Cuban doctors fight Ebola in West Africa “voluntarily”,
“The world is full of praise for Cuba: No other country has sent as many doctors to West Africa. Critics of the communist regime, however, believe Havana’s using its doctors for political purposes - and at a hefty markup.”
The myth of Cuban health care has been debunked in article after article, for the last five decades. (Remember that the Castro brothers took power in 1959.) I invite you to see the reality of Cuban health care system. Let’s remember how thirty patients died of cold and hunger at Havana’s psychiatric hospital.
On October 24, 2014, I said,
“It is estimated that Cuba has sent more than 185,000 health workers abroad in the last 50 years. As a consequence of its medical diplomacy, Castro’s Cuba has accumulated considerable symbolic capital (goodwill, prestige, influence, credit, and power) and receives nearly eight billion dollars annually; it is the main source of income for Cuba. Besides, sending health workers abroad boosts the image of a country whose human rights record is criticized.”
Cuban health professionals serving abroad typically receive a miniscule fraction of the payment Cuba derives from the governments of countries where the health professionals render their services. Many cooperation agreements stipulate payment, a fact that is widely reported by local media and other sources in many recipient countries. Official Cuban sources indicate that “the host country provides accommodations and food, domestic transportation, a locale for work, and a monthly stipend (usually US$150–$200), while Cuban personnel receive their regular salaries, airfare and other logistical support from the Cuban health ministry.
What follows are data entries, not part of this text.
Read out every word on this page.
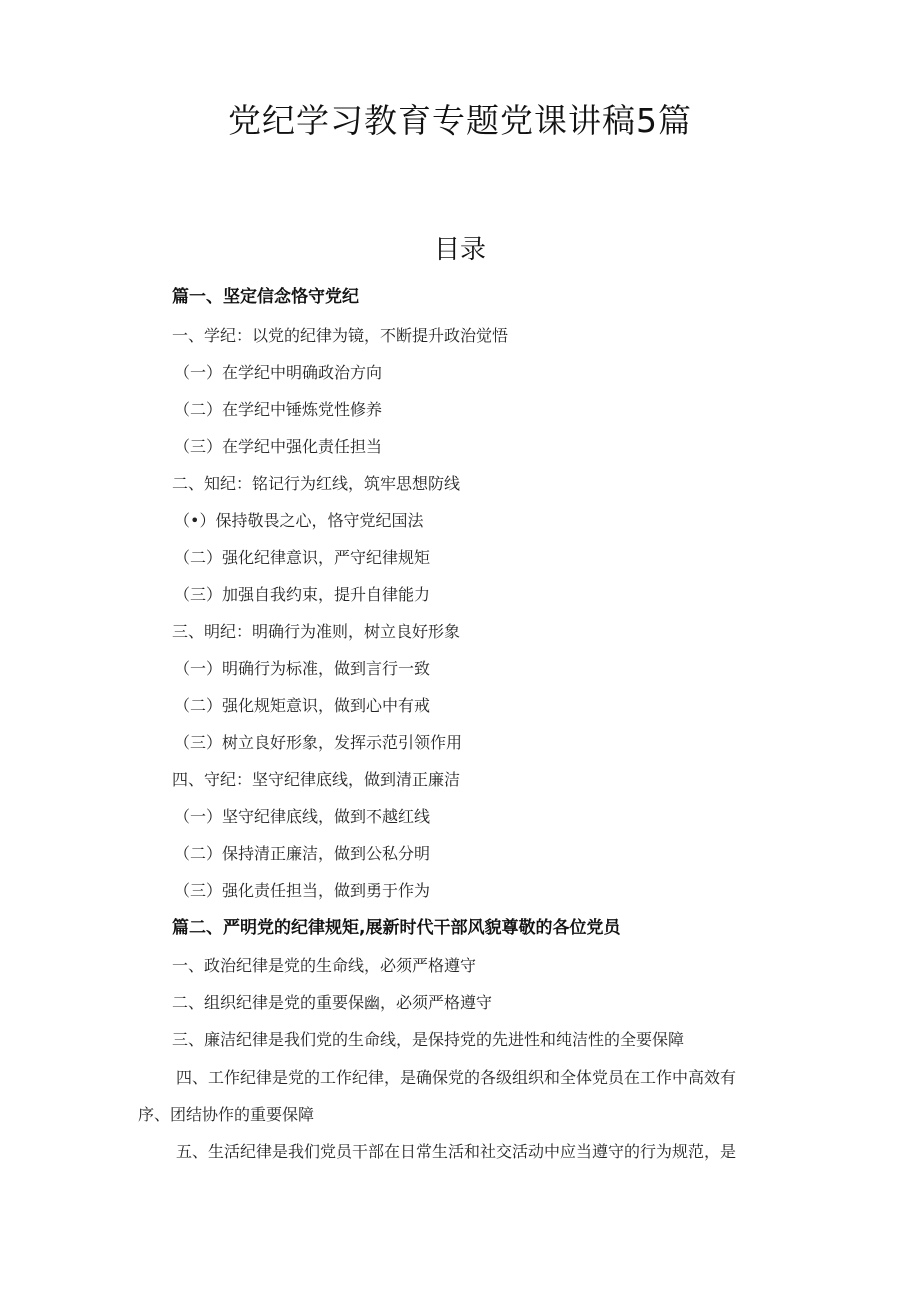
党纪学习教育专题党课讲稿5篇
目录
篇一、坚定信念恪守党纪
一、学纪：以党的纪律为镜，不断提升政治觉悟
（一）在学纪中明确政治方向
（二）在学纪中锤炼党性修养
（三）在学纪中强化责任担当
二、知纪：铭记行为红线，筑牢思想防线
（•）保持敬畏之心，恪守党纪国法
（二）强化纪律意识，严守纪律规矩
（三）加强自我约束，提升自律能力
三、明纪：明确行为准则，树立良好形象
（一）明确行为标准，做到言行一致
（二）强化规矩意识，做到心中有戒
（三）树立良好形象，发挥示范引领作用
四、守纪：坚守纪律底线，做到清正廉洁
（一）坚守纪律底线，做到不越红线
（二）保持清正廉洁，做到公私分明
（三）强化责任担当，做到勇于作为
篇二、严明党的纪律规矩,展新时代干部风貌尊敬的各位党员
一、政治纪律是党的生命线，必须严格遵守
二、组织纪律是党的重要保幽，必须严格遵守
三、廉洁纪律是我们党的生命线，是保持党的先进性和纯洁性的全要保障
四、工作纪律是党的工作纪律，是确保党的各级组织和全体党员在工作中高效有
序、团结协作的重要保障
五、生活纪律是我们党员干部在日常生活和社交活动中应当遵守的行为规范，是
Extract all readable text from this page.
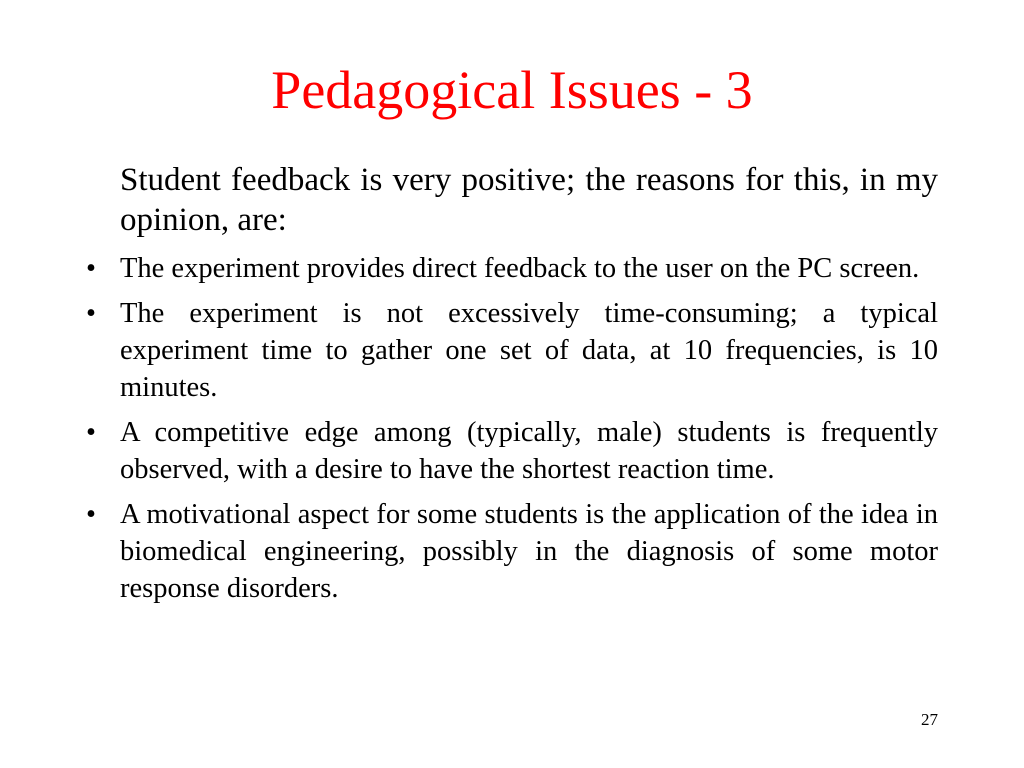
Pedagogical Issues - 3

Student feedback is very positive; the reasons for this, in my opinion, are:

• The experiment provides direct feedback to the user on the PC screen.
• The experiment is not excessively time-consuming; a typical experiment time to gather one set of data, at 10 frequencies, is 10 minutes.
• A competitive edge among (typically, male) students is frequently observed, with a desire to have the shortest reaction time.
• A motivational aspect for some students is the application of the idea in biomedical engineering, possibly in the diagnosis of some motor response disorders.
27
According to 2016 Republican Party Platform,
“As an estimated 21 million people worldwide are trapped in modern day slavery, we are reminded to be vigilant against human trafficking in whatever form it appears.”
Then, why does not the Trump administration reinstate the Cuban Medical Professional Parole (CMPP) Program?
President Trump could suspend the re-established commercial flights between the two countries and stop American cruises from docking in Cuba.
The Cuban remittance market has been transformed rapidly in the last 10 years. At present, the use of remittances went beyond basic consumption needs to cover other needs of Cubans living on the island, such as: communications (paying for cell phones or covering the costs of an Internet account), financing vacations in hotels, investments for a business, purchase of houses, purchase of cars and other consumptions that are not essential to survival.
If the president prefers, could also tighten rules on sending remittances to Cubans, because the money received in Castro’s Cuba from the United States via remittances, packages and travel of Cubans, in 2016 amounting to some 7 billion dollars.
According to 2016 Republican Party Platform,
“We support the work of the Commission for Assistance to a Free Cuba and affirm the principles of the Cuban Adjustment Act of 1966, recognizing the rights of Cubans fleeing Communism.”
Then, why does not the Trump administration bring back the so-called ‘wet foot, dry foot’ policy towards the Cuban migrant?